Hawaii Shows How Restrictive Rooftop Solar Policies Could Lead To More “Grid Defection”

The New York Times ran an excellent piece over the weekend on the challenges in Hawaii to adding more rooftop solar. Hawaii’s investor-owned utility has been restricting new access to rooftop solar compensation for the last 18 months. Utility spokespeople claim it’s due to the high volume of solar rooftops in the state, which leads the nation. They say it’s creating operational expenses and reliability challenges.  But the reality is that utility leaders simply don’t want to lose revenue from more distributed solar.

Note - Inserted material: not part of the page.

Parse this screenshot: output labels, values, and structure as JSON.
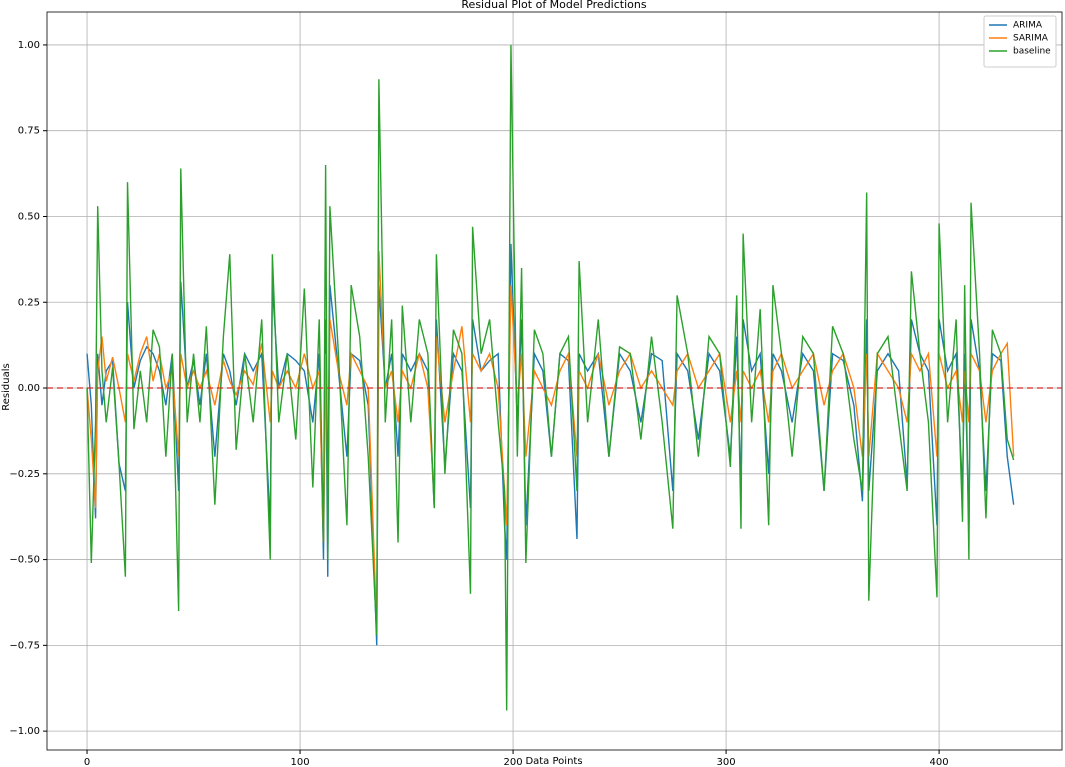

As the article points out, Hawaii is presenting a glimpse of our future across the U.S., as solar panels become cheaper and electricity rates increase. But I was struck by one part of the story, detailing how some customers are reacting to these restrictive policies:

Installers — who saw their fast-growing businesses slow to a trickle — are also frustrated with the pace. For those who can afford it, said James Whitcomb, chief executive of Haleakala Solar, which he started in 1977, the answer may lie in a more radical solution: Avoid the utility and its grid altogether.

Customers are increasingly asking about the batteries that he often puts in along with the solar panels, allowing them to store the power they generate during the day for use at night. It is more expensive, but it breaks consumer reliance on the utility’s network of power lines.

“I’ve actually taken people right off the grid,” he said, including a couple who got tired of waiting for Hawaiian Electric to approve their solar system and expressed no interest in returning to utility service. “The lumbering big utilities that are so used to taking three months to study this and then six months to do that — what they don’t understand is that things are moving at the speed of business. Like with digital photography — this is inevitable.”

This is called “grid defection,” or going off the utility grid entirely. And if battery prices keep decreasing, electricity rates keep increasing, and utilities keep pushing back against solar customers, we may start seeing a whole lot more of it. And all three of these trends are happening across the United States right now.